Senza Filtro -"Questo governo non chiuderà il Comando della Polizia Stradale a Civita Castellana". Ne dà notizia il senatore Michele Bonatesta, che nella giornata di ieri, accompagnato da una delegazione della federazione provinciale di AN, di cui è presidente, si è recato dal nuovo prefetto di Viterbo, Alessandro Giacchetti, per informarlo di quanto comunicatogli dal sottosegretario agli Interni, Alfredo Mantovano, e per avere uno scambio di idee su alcune problematiche relative al territorio quali l'ordine pubblico, la sicurezza, la droga e altre ancora.
"La notizia relativa al Distaccamento della Polstrada di Civita Castellana -spiega Bonatesta- viene dopo una serie di contatti avuti dal sottoscritto, dal sindaco di Civita Castellana Massimo Giampieri e dall'assessore Carlo Angeletti, oltre che dall'on. Laura Allegrini, vicepresidente provinciale e responsabile Enti Locali, sin da quando aveva cominciato a circolare la voce della possibile soppressione del Distaccamento.

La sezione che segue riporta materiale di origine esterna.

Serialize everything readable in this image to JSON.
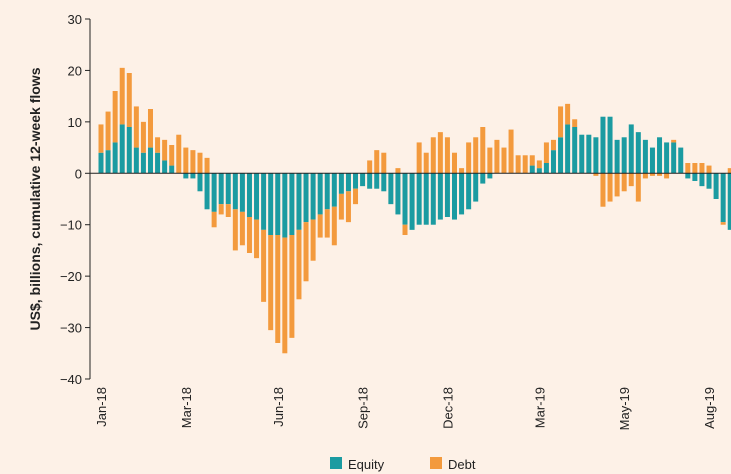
{
  "chart_data": {
    "type": "bar",
    "stacked": true,
    "y_label": "US$, billions, cumulative 12-week flows",
    "categories": [
      "Jan-18",
      null,
      null,
      null,
      null,
      null,
      null,
      null,
      null,
      null,
      null,
      null,
      "Mar-18",
      null,
      null,
      null,
      null,
      null,
      null,
      null,
      null,
      null,
      null,
      null,
      null,
      "Jun-18",
      null,
      null,
      null,
      null,
      null,
      null,
      null,
      null,
      null,
      null,
      null,
      "Sep-18",
      null,
      null,
      null,
      null,
      null,
      null,
      null,
      null,
      null,
      null,
      null,
      "Dec-18",
      null,
      null,
      null,
      null,
      null,
      null,
      null,
      null,
      null,
      null,
      null,
      null,
      "Mar-19",
      null,
      null,
      null,
      null,
      null,
      null,
      null,
      null,
      null,
      null,
      null,
      "May-19",
      null,
      null,
      null,
      null,
      null,
      null,
      null,
      null,
      null,
      null,
      null,
      "Aug-19",
      null,
      null,
      null
    ],
    "series": [
      {
        "name": "Equity",
        "color": "#1b9ba1",
        "values": [
          4,
          4.5,
          6,
          9.5,
          9,
          5,
          4,
          5,
          4,
          2.5,
          1.5,
          0,
          -1,
          -1,
          -3.5,
          -7,
          -7.5,
          -6,
          -6,
          -7,
          -7.5,
          -8.5,
          -9,
          -11,
          -12,
          -12,
          -12.5,
          -12,
          -11,
          -9.5,
          -9,
          -8,
          -7,
          -6.5,
          -4,
          -3.5,
          -3,
          -2.5,
          -3,
          -3,
          -3.5,
          -6,
          -8,
          -10,
          -11,
          -10,
          -10,
          -10,
          -9,
          -8.5,
          -9,
          -8,
          -7,
          -5.5,
          -2,
          -1,
          0,
          0,
          0,
          0,
          0,
          1.5,
          1,
          2,
          4.5,
          7,
          9.5,
          9,
          7.5,
          7.5,
          7,
          11,
          11,
          6.5,
          7,
          9.5,
          8,
          6.5,
          5,
          7,
          6,
          6,
          5,
          -1,
          -1.5,
          -2.5,
          -3,
          -5,
          -9.5,
          -11
        ]
      },
      {
        "name": "Debt",
        "color": "#f39a3d",
        "values": [
          5.5,
          7.5,
          10,
          11,
          10.5,
          8,
          6,
          7.5,
          3,
          4,
          4,
          7.5,
          5,
          4.5,
          4,
          3,
          -3,
          -2,
          -2.5,
          -8,
          -6.5,
          -7,
          -7.5,
          -14,
          -18.5,
          -21,
          -22.5,
          -20,
          -13.5,
          -11.5,
          -8,
          -4.5,
          -5.5,
          -7.5,
          -5,
          -6,
          -3,
          0,
          2.5,
          4.5,
          4,
          0,
          1,
          -2,
          0,
          6,
          4,
          7,
          8,
          7,
          4,
          1,
          6,
          7,
          9,
          5,
          6.5,
          5,
          8.5,
          3.5,
          3.5,
          2,
          1.5,
          4,
          2,
          6,
          4,
          1.5,
          0,
          0,
          -0.5,
          -6.5,
          -5.5,
          -4.5,
          -3.5,
          -2.5,
          -5.5,
          -1,
          -0.5,
          -0.5,
          -1,
          0.5,
          0,
          2,
          2,
          2,
          1.5,
          0,
          -0.5,
          1
        ]
      }
    ],
    "ylim": [
      -40,
      30
    ],
    "yticks": [
      {
        "value": -40,
        "label": "−40"
      },
      {
        "value": -30,
        "label": "−30"
      },
      {
        "value": -20,
        "label": "−20"
      },
      {
        "value": -10,
        "label": "−10"
      },
      0,
      10,
      20,
      30
    ],
    "legend": "bottom"
  }
}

Le assicurazioni fornite dal sottosegretario Mantovano, a cui va il nostro ringraziamento, ovviamente non potevano andare oltre quello che è il suo attuale mandato. Esse, se da una parte premiano il lavoro svolto con impegno e discrezione dai rappresentanti istituzionali di AN, -sottolinea il senatore- dall'altra devono indurre a non abbassare la guardia, anche in considerazione delle ben note vicende giudiziarie che vedono protagonisti alcuni tra quanti operano presso la Polstrada di Civita Castellana. Da qui, nel colloquio avuto, la sollecitazione al dottor Giacchetti perché, quale rappresentante del governo sul territorio, possa già da ora farsi carico anche lui del problema, proseguendo il lavoro da noi sin qui svolto".

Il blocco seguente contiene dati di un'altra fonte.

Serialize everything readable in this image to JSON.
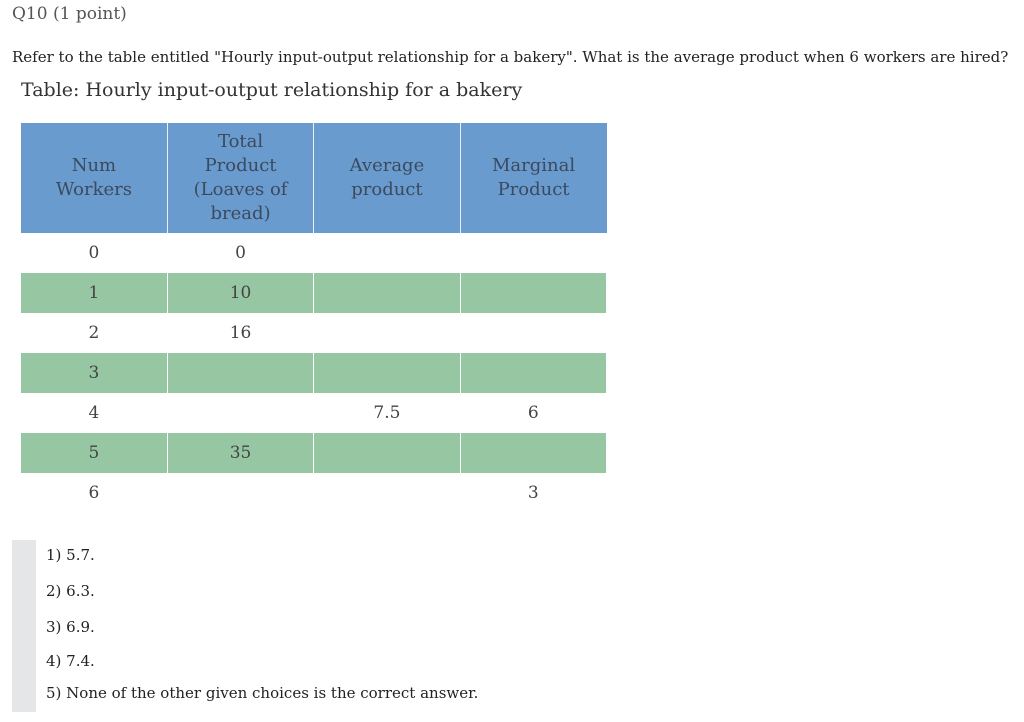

Ma dicevamo dell'incontro con la delegazione di An. Bonatesta, accompagnato dai vicepresidenti Barra e Allegrini, si è anche soffermato in una disamina di alcuni tra i principali aspetti della vita cittadina, che in questo momento sembra doversi confrontare con maggiore attenzione con problemi relativi alla sicurezza, all'ordine pubblico e alla droga. In particolare, riguardo alla recrudescenza di fenomeni come le rapine nelle ville in presenza dei proprietari, nelle banche, alcuni episodi di malessere giovanile conclusisi con pestaggi e ferimenti, il diffondersi della droga negli ambienti giovanili, Bonatesta, Allegrini e Barra hanno chiesto al prefetto Giacchetti "come intenda muoversi per garantire al territorio quello standard di tranquillità che, bene o male, da sempre ha caratterizzato la nostra provincia".

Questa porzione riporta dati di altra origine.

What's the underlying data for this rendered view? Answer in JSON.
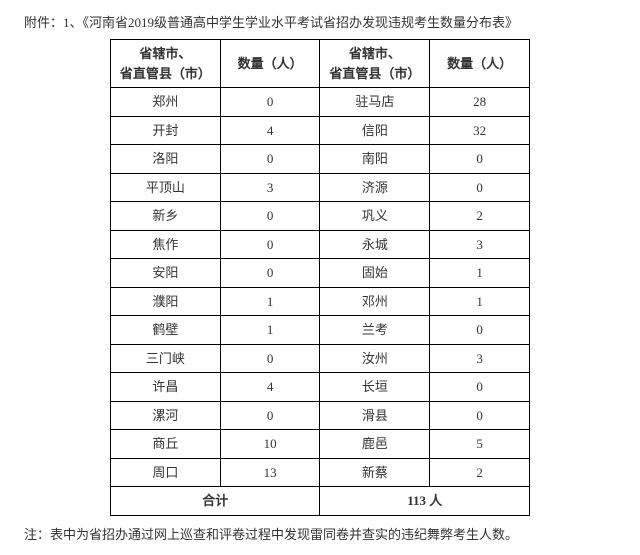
{
  "header": {
    "prefix": "附件：1、",
    "title": "《河南省2019级普通高中学生学业水平考试省招办发现违规考生数量分布表》"
  },
  "table": {
    "columns": {
      "city_line1": "省辖市、",
      "city_line2": "省直管县（市）",
      "count": "数量（人）"
    },
    "rows": [
      {
        "l_city": "郑州",
        "l_num": "0",
        "r_city": "驻马店",
        "r_num": "28"
      },
      {
        "l_city": "开封",
        "l_num": "4",
        "r_city": "信阳",
        "r_num": "32"
      },
      {
        "l_city": "洛阳",
        "l_num": "0",
        "r_city": "南阳",
        "r_num": "0"
      },
      {
        "l_city": "平顶山",
        "l_num": "3",
        "r_city": "济源",
        "r_num": "0"
      },
      {
        "l_city": "新乡",
        "l_num": "0",
        "r_city": "巩义",
        "r_num": "2"
      },
      {
        "l_city": "焦作",
        "l_num": "0",
        "r_city": "永城",
        "r_num": "3"
      },
      {
        "l_city": "安阳",
        "l_num": "0",
        "r_city": "固始",
        "r_num": "1"
      },
      {
        "l_city": "濮阳",
        "l_num": "1",
        "r_city": "邓州",
        "r_num": "1"
      },
      {
        "l_city": "鹤壁",
        "l_num": "1",
        "r_city": "兰考",
        "r_num": "0"
      },
      {
        "l_city": "三门峡",
        "l_num": "0",
        "r_city": "汝州",
        "r_num": "3"
      },
      {
        "l_city": "许昌",
        "l_num": "4",
        "r_city": "长垣",
        "r_num": "0"
      },
      {
        "l_city": "漯河",
        "l_num": "0",
        "r_city": "滑县",
        "r_num": "0"
      },
      {
        "l_city": "商丘",
        "l_num": "10",
        "r_city": "鹿邑",
        "r_num": "5"
      },
      {
        "l_city": "周口",
        "l_num": "13",
        "r_city": "新蔡",
        "r_num": "2"
      }
    ],
    "total": {
      "label": "合计",
      "value": "113 人"
    }
  },
  "footnote": {
    "label": "注：",
    "text": "表中为省招办通过网上巡查和评卷过程中发现雷同卷并查实的违纪舞弊考生人数。"
  }
}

Non è mancato un accenno ai problemi legati al terrorismo e quindi all'attenzione nei confronti di quelli, e non sono pochi, che possono essere considerati anche da noi obiettivi sensibili.
"Il prefetto, nonostante abbia da poco preso possesso del nuovo incarico nella nostra città, -riferisce Bonatesta- ha mostrato di avere un'approfondita conoscenza di quella che è la realtà viterbese, sia per quanto attiene alla malavita organizzata e non, sia per quanto concerne il fenomeno della droga, facendo presenti le iniziative già intraprese e quelle attualmente allo studio, di concerto con tutte le forze di polizia del territorio. La professionalità di Giacchetti e il suo attaccamento ad una provincia che, per sua stessa ammissione, ritiene adottiva da un lato umano, -conclude il presidente provinciale- hanno fatto sì che, al termine dell'incontro, l'intera delegazione di AN si sia sentita tranquillizzata per l'attenzione che verrà riservata ai problemi più urgenti dei nostri concittadini. E di questo ha dato atto, ringraziandolo, al prefetto Giacchetti".